A coach tells his team what's most important

After years of being one of those loud parents shouting unauthorized encouragements and exhortations from the sidelines, I decided to take the plunge this year. I became a coach. My team: a group of 10- and 11-year-old boys, one of them my son. Our sport: basketball.

Becoming a coach for the first time is a bit like becoming a father for the first time. When my first child was born, I found myself thinking often of how my father behaved with his children. I became like him in many ways and different from him in others. Now, as my coaching career begins, I find myself thinking back on the many coaches I had in my youth, appreciating them anew, and also choosing in some ways to be different.

As my team's first game was coming up, I felt it was important to talk to the team. Not just about the mechanics of the game - how we'd set up our offense and defense - but also about how I wanted them to think about the enterprise we were beginning together.

I was surprised at how moved I was at the prospect of articulating my way of looking at the game. Moved both because it soon became apparent that (as trite as it sounds) the game was a metaphor for life itself, and because it seemed so beautiful and humbling a responsibility to offer my understanding to these boys just as they were about to plunge into the highly charged arena of the basketball court surrounded by their cheering families.

Here's what I said, after telling them how proud I was of the way they'd worked in our practices, getting ready for the season to begin.

'Some coaches want their teams, above all, to win. Some say no, we're out here to have fun. To me, what's most important is neither of those.

"Winning certainly feels better than losing, but I'd rather you guys lost a game you put your heart into than you won a game with a half-hearted effort.

"As for 'fun,' that's worthwhile in its place, like on the playground, where you horse around and have a 'good time.' But I'd like you to discover that there's a kind of satisfaction that goes deeper than 'fun.' It's the satisfaction of doing something with all your might - giving everything you've got - to achieve your goal. And in this game, it's also the satisfaction of being part of a team working to accomplish something together, for everybody.
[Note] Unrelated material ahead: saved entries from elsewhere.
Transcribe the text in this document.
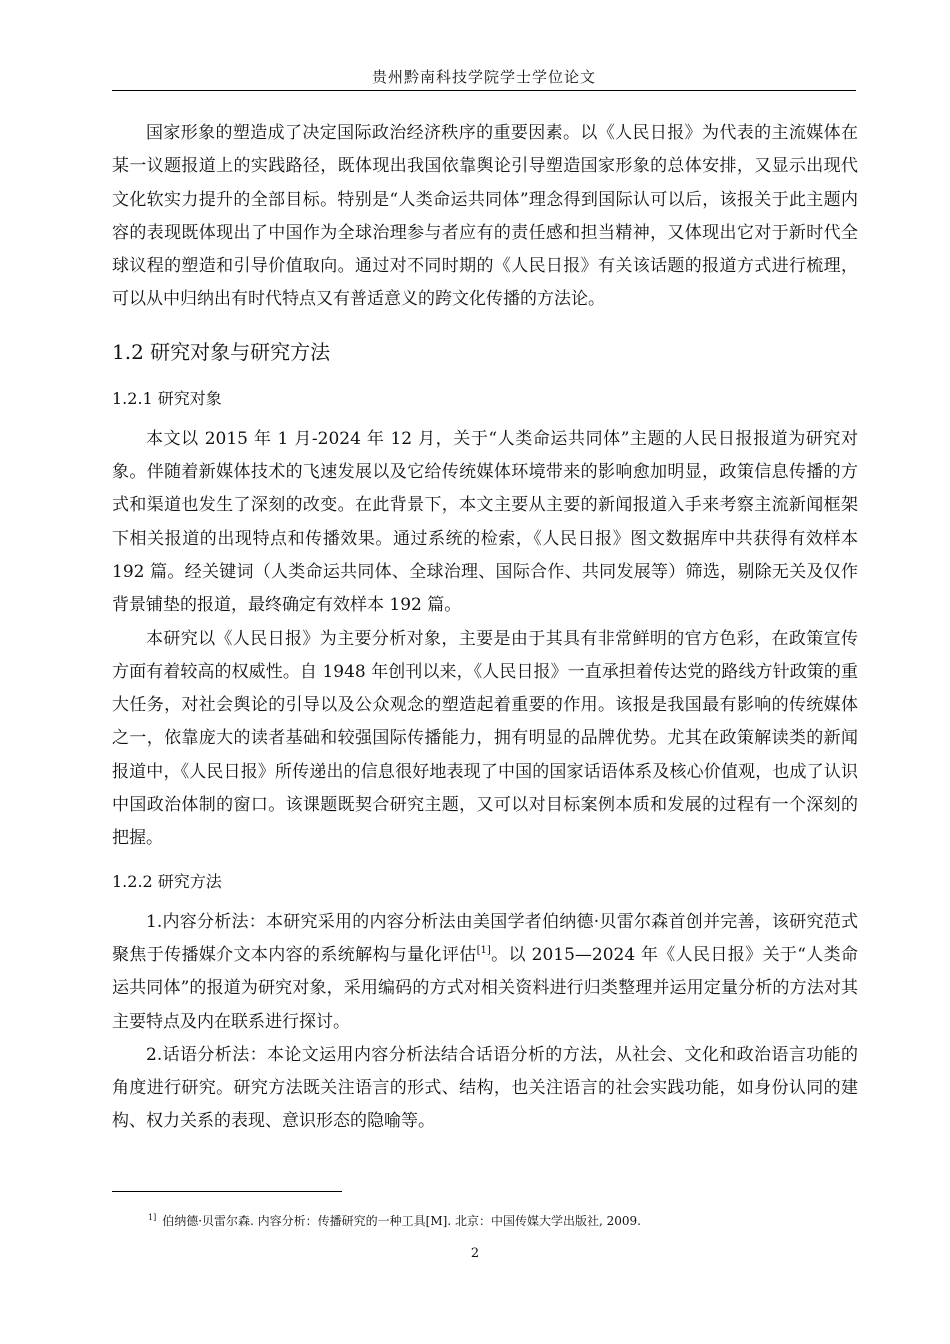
贵州黔南科技学院学士学位论文

国家形象的塑造成了决定国际政治经济秩序的重要因素。以《人民日报》为代表的主流媒体在某一议题报道上的实践路径，既体现出我国依靠舆论引导塑造国家形象的总体安排，又显示出现代文化软实力提升的全部目标。特别是“人类命运共同体”理念得到国际认可以后，该报关于此主题内容的表现既体现出了中国作为全球治理参与者应有的责任感和担当精神，又体现出它对于新时代全球议程的塑造和引导价值取向。通过对不同时期的《人民日报》有关该话题的报道方式进行梳理，可以从中归纳出有时代特点又有普适意义的跨文化传播的方法论。

1.2 研究对象与研究方法
1.2.1 研究对象

本文以 2015 年 1 月-2024 年 12 月，关于“人类命运共同体”主题的人民日报报道为研究对象。伴随着新媒体技术的飞速发展以及它给传统媒体环境带来的影响愈加明显，政策信息传播的方式和渠道也发生了深刻的改变。在此背景下，本文主要从主要的新闻报道入手来考察主流新闻框架下相关报道的出现特点和传播效果。通过系统的检索，《人民日报》图文数据库中共获得有效样本 192 篇。经关键词（人类命运共同体、全球治理、国际合作、共同发展等）筛选，剔除无关及仅作背景铺垫的报道，最终确定有效样本 192 篇。

本研究以《人民日报》为主要分析对象，主要是由于其具有非常鲜明的官方色彩，在政策宣传方面有着较高的权威性。自 1948 年创刊以来，《人民日报》一直承担着传达党的路线方针政策的重大任务，对社会舆论的引导以及公众观念的塑造起着重要的作用。该报是我国最有影响的传统媒体之一，依靠庞大的读者基础和较强国际传播能力，拥有明显的品牌优势。尤其在政策解读类的新闻报道中，《人民日报》所传递出的信息很好地表现了中国的国家话语体系及核心价值观，也成了认识中国政治体制的窗口。该课题既契合研究主题，又可以对目标案例本质和发展的过程有一个深刻的把握。

1.2.2 研究方法

1.内容分析法：本研究采用的内容分析法由美国学者伯纳德·贝雷尔森首创并完善，该研究范式聚焦于传播媒介文本内容的系统解构与量化评估[1]。以 2015—2024 年《人民日报》关于“人类命运共同体”的报道为研究对象，采用编码的方式对相关资料进行归类整理并运用定量分析的方法对其主要特点及内在联系进行探讨。

2.话语分析法：本论文运用内容分析法结合话语分析的方法，从社会、文化和政治语言功能的角度进行研究。研究方法既关注语言的形式、结构，也关注语言的社会实践功能，如身份认同的建构、权力关系的表现、意识形态的隐喻等。

$^{1]}$ 伯纳德·贝雷尔森. 内容分析：传播研究的一种工具[M]. 北京：中国传媒大学出版社, 2009.
2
"So when you're out there on the court, I want you to be asking each moment, 'What's the best thing I can do right now to help the team?' If you've got a good shot but a teammate has a better one, you'll make the pass. This game is about the guy who makes the good pass, the rebound, the defensive stop, just as much as it is about the guy who makes the basket.

"We're trying to accomplish something together. When things go wrong, I do not want to hear any of you blaming your teammates. Whoever is doing his best deserves only our help and support.

"As for the other team, I don't want you to think of them as your enemy. They are to us what a mountain is to a mountain climber: a way of seeing what we can do. We set up the game so that our goals and theirs are in conflict. We want the ball to go through that hoop, and not through the other one, but we are not against them. They are boys just like yourselves, and other than trying to achieve our goals we will do nothing hurtful to them in any way.

"Then there are the referees. There will be calls you think are wrong. Forget about them and go on. The refs are people, and they'll make mistakes. We miss shots, we travel. Why expect the refs always to be right? Missed calls happen, like rain happens. Don't waste your energy getting upset or angry. Use your energy on the game.

"Which reminds me. Try to be aware of the difference between being anxious and being keyed up. Anxiety takes your energy away from the game. It ties you up. Being keyed up means your energy is mobilized and focused. To get past anxiety, my advice is to forget about yourself. Lose yourself in the flow of the game."

Then we made a hand sandwich, and our season began.